Ce sont les premières victimes. Le gouvernement impose des chiffres, la hiérarchie nous les impose. On nous dit : « Aujourd’hui on a fait cinq expulsés, demain on doit en faire six, le surlendemain sept… » Si on ne suit pas, on se fait supprimer ses primes, etc. Le souci, c’est que ça fait faire n’importe quoi à certains collègues et que ça favorise le racisme. Avec cette politique du chiffre, un policier raciste va encore libérer plus facilement sa parole.
La Haute autorité de lutte contre les discriminations et pour l’égalité (Halde) a reconnu que vous aviez été victime de discrimination. Avez-vous reçu le courrier attestant sa décision ?
Louis Schweitzer a reconnu que j’avais été discriminée. Mais il y a eu un changement de président, les collégiales ont changé… La décision devait être rendue publique au mois de juin, puis ça a été reporté en septembre pour l’impact médiatique. Début septembre arrive, je vois madame [Jeannette] Bougrab (la nouvelle présidente de la Halde, NDLR), qui promet de m’appeler pour fixer un rendez-vous. Elle ne l’a jamais fait.

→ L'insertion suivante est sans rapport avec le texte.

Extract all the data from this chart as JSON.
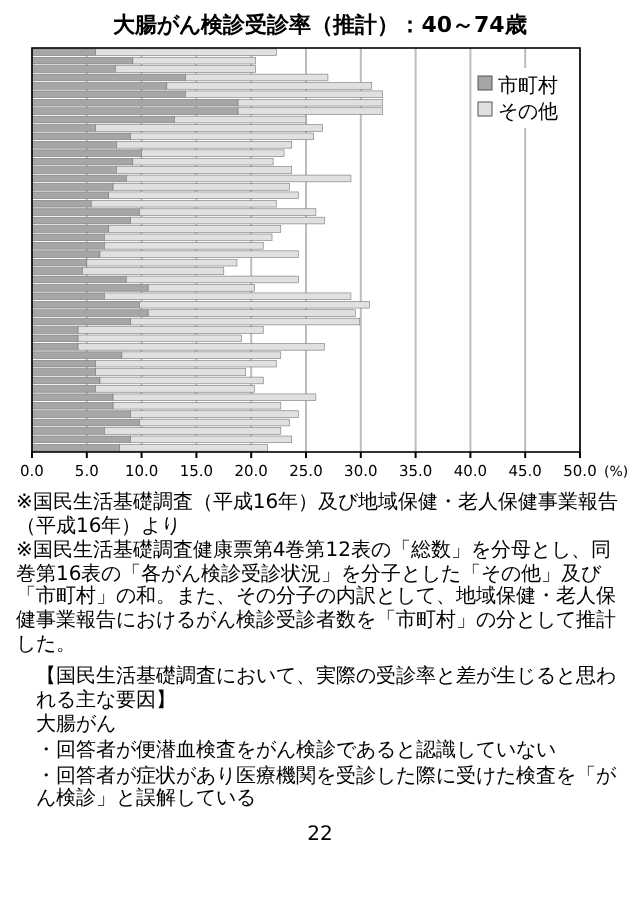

Certaines personnes de la Halde disent qu’elle a reçu des appels du gouvernement pour que mon dossier soit mis de côté, détruit. Je ne sais pas si c’est vrai et si elle a cassé la décision de Louis Schweitzer, mais je n’ai aucune confiance en madame Bougrab : elle a été candidate UMP (parti au pouvoir, NDLR) dans le 18e arrondissement de Paris lors des législatives [de 2007]. C’est un soldat de monsieur Sarkozy. J’attends toutefois son courrier. Si elle rend justice en disant qu’il y a eu discrimination, je m’excuserais auprès d’elle personnellement.
Racisme aux frontières : une policière témoigne (2/2)
envoyé par Mediapart. – L’info internationale vidéo.
Votre livre n’était pas encore sorti que déjà des victimes de racisme se manifestaient…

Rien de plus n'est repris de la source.